Let me state upfront that I am totally against distribution of media without the consent of the creators of that media. Those who create content should have the right to determine how it is distributed. Distributing such content without the permission of the owners of the rights to do so is a violation of law (copyright and/or piracy, depending on the nuances of the ownership and the distribution there of).

Those on the RIAA side of this argument claim that illegal distribution deprives the owners of a market for their wares. However several surveys have showed that most people who download illegally would not buy the material they are downloading for free if every avenue of illegal downloading dried up.

In addition, chasing after individual young people for six or seven figure payouts is ridiculous. RIAA has dropped a lot of the cases it has brought. Many defendants have settled prior to trial for inflated but non-ridiculous amounts (between $500 and a few thousand dollars by most accounts). These lawsuits are not a deterrent to the behavior by individual 'pirates'. These cases just make RIAA look stupid and they galvanize the pirating community.

In the past, RIAA has tried to include ISPs in its suits. However, most ISPs do not monitor or control the activities of their subscribes enough to prevent piracy behavior on their networks.

Recently, RIAA did sign a graduated response agreement with several major service providers. Once RIAA has notified an ISP of a subscriber's behavior, the ISP will warn the subscriber three times before suspending or canceling their service. Some universities cooperate with RIAA by fining students a few thousand dollars when a violation is documented by RIAA. These responses seem a step in the right direction.

Overall, we have one of the best legal systems in the world.

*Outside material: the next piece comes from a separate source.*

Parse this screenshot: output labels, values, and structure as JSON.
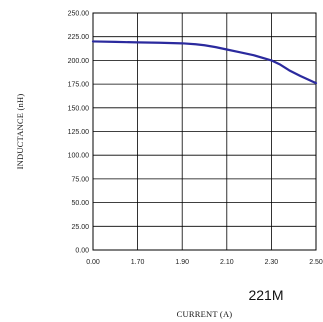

However, today I am reminded that there are still some areas we could improve upon. Scalding hot coffee, anyone?

1 comment:

changejunkie said...

some stuff, it just makes you scratch your head. We have murderers who serve less than 10 years, vandals getting the book thrown at them, kids being stripped searched for aspirin. Hopefully common sense will creep back into the legal system (and our whole society, for that matter).